Wednesday, February 5, 2014
Pu’u Wa’awa’a is a Tropical dry forest and also the name of the ahupua’a. The islands are divided into districts called Moku. Each Moku is further divided into ahupua’a. The Big Island has six Moku with several ahupua’a in each Moku. An ahupua’a is a section of land stretching from the mountains to the sea. Their borders usually follow natural boundaries such as mountain ridges or streams.
In old times, this was a system to help people manage, use, and care for the resources of the land wisely. Each ahupua`a contained the resources the human community needed, from fish and salt, to fertile land for farming taro or sweet potato, to koa and other trees growing in upslope areas. Villagers from the coast traded fish for other foods or for wood to build canoes and houses.

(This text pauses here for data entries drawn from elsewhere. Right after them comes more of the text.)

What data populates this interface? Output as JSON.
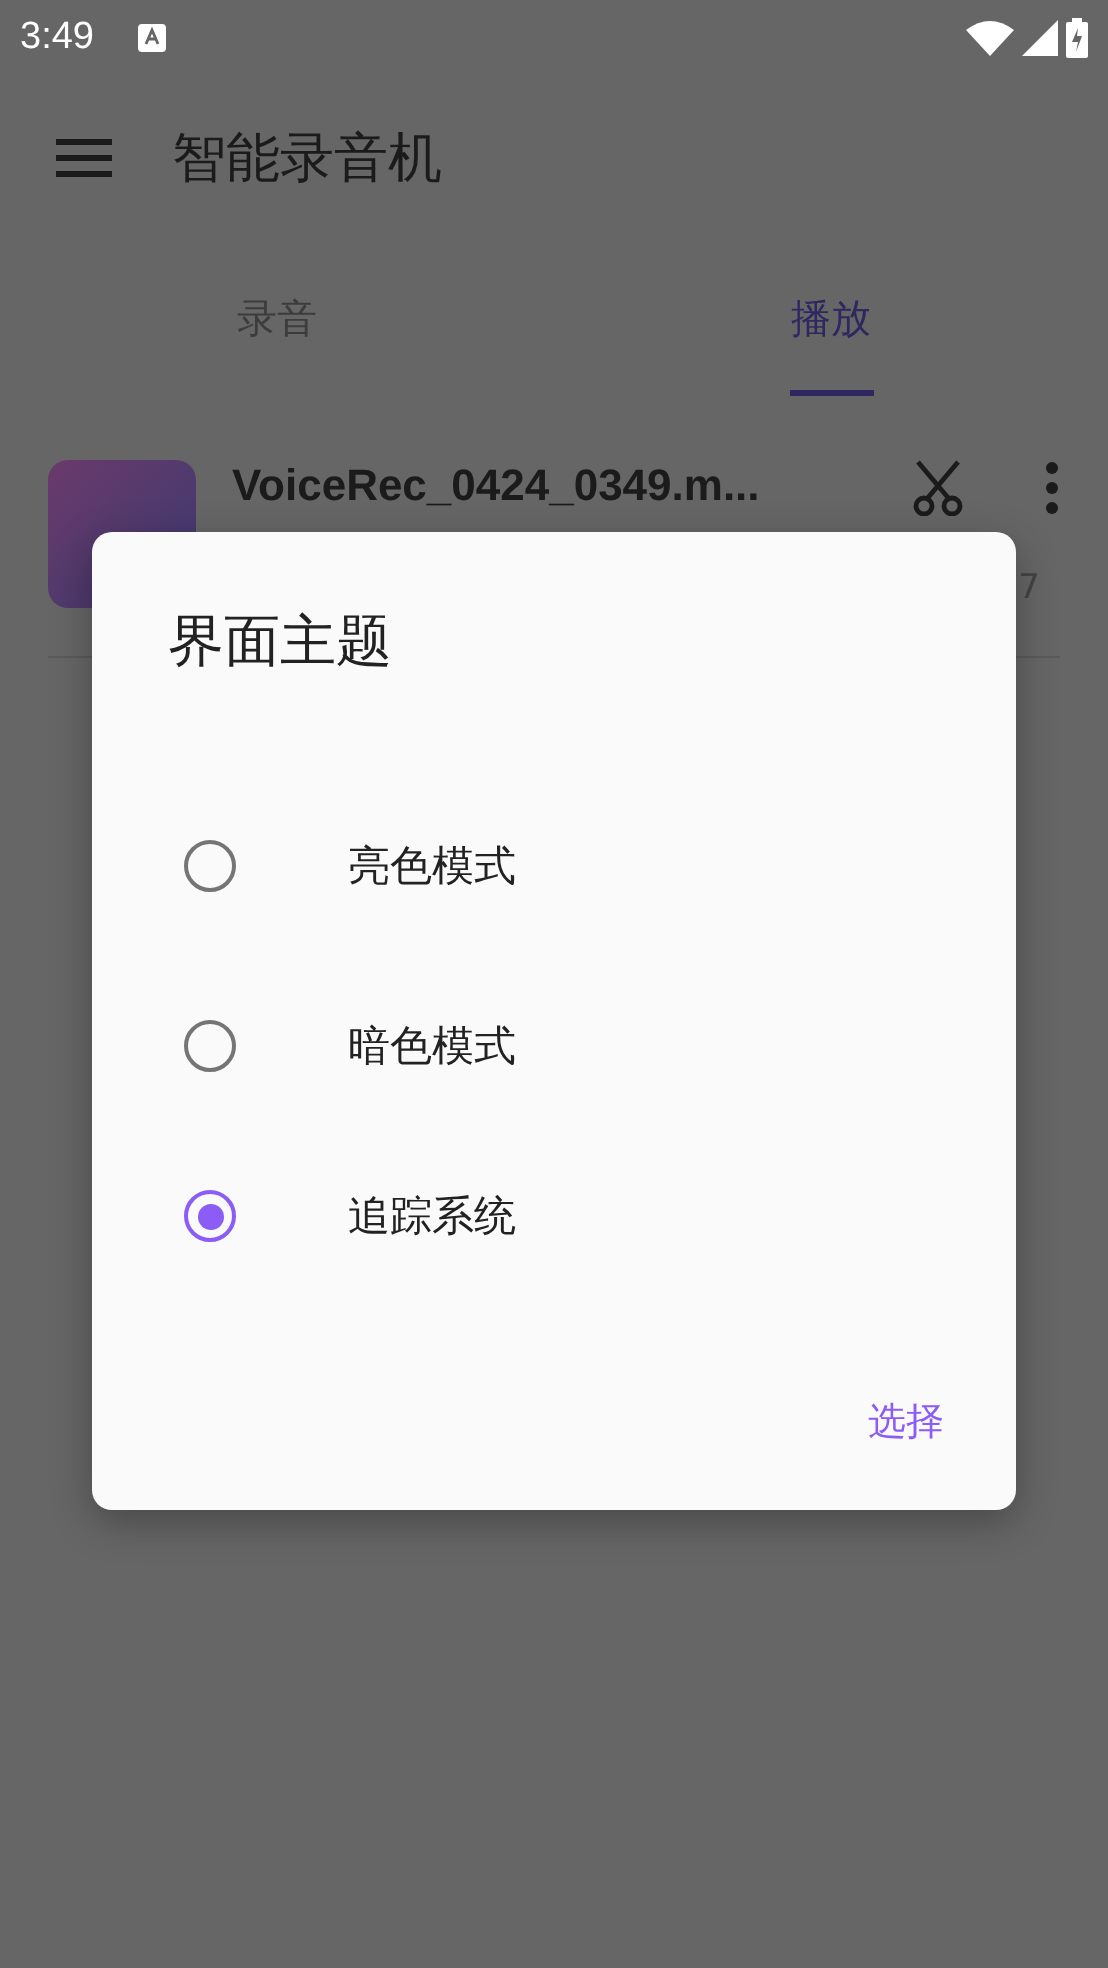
{
  "status_bar": {
    "time": "3:49"
  },
  "app_bar": {
    "title": "智能录音机"
  },
  "tabs": [
    {
      "label": "录音",
      "selected": false
    },
    {
      "label": "播放",
      "selected": true
    }
  ],
  "recordings": [
    {
      "name": "VoiceRec_0424_0349.m...",
      "detail": "7"
    }
  ],
  "dialog": {
    "title": "界面主题",
    "options": [
      {
        "label": "亮色模式",
        "selected": false
      },
      {
        "label": "暗色模式",
        "selected": false
      },
      {
        "label": "追踪系统",
        "selected": true
      }
    ],
    "button": "选择"
  }
}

Specialized knowledge and resources peculiar to a small area were also shared among ahupua`a. The size of the ahupua`a depended on the resources of the area with poorer agricultural regions split into larger ahupua`a to compensate for the relative lack of natural abundance.
("Poliahu" by Herb Kane)
("Planter" by Herb Kane)
“The ancient ahupua`a, the basic self-sustaining unit, extended elements of Hawaiian spirituality into the natural landscape. A midst a belief system that emphasized the interrelationship of elements and beings, the ahupua`a contained those interrelationships in the activities of daily and seasonal life.”
("Kamehameha at Kamakahonu" by Herb Kane)

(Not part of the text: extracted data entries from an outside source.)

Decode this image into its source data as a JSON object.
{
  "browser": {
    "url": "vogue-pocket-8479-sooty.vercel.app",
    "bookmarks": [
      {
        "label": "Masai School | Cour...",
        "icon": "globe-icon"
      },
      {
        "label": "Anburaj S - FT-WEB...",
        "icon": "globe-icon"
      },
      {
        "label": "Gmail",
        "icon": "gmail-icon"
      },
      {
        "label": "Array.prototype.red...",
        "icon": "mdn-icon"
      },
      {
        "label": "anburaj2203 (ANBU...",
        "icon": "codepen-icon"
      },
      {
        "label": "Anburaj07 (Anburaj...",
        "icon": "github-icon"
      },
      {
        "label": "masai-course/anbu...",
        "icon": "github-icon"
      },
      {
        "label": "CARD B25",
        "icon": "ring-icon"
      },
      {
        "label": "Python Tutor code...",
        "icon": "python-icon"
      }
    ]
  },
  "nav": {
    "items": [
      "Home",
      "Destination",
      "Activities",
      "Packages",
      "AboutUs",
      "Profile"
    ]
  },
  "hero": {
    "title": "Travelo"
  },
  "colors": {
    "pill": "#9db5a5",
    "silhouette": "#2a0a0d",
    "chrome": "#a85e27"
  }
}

Pu’u Wa’awa’a sits in North Kona on the northern flank of Hualalai Volcano and stretches from Kiholo Bay up to 6,500ft.
Pu’u wa’awa’a also refers to a cinder cone that looks over the stoic forest. Running up to the 3,000ft+ summit along with dreadlocked sheep offers expansive views and burning lungs! This ahupua’a provides some of my favorite resources, trails and waves.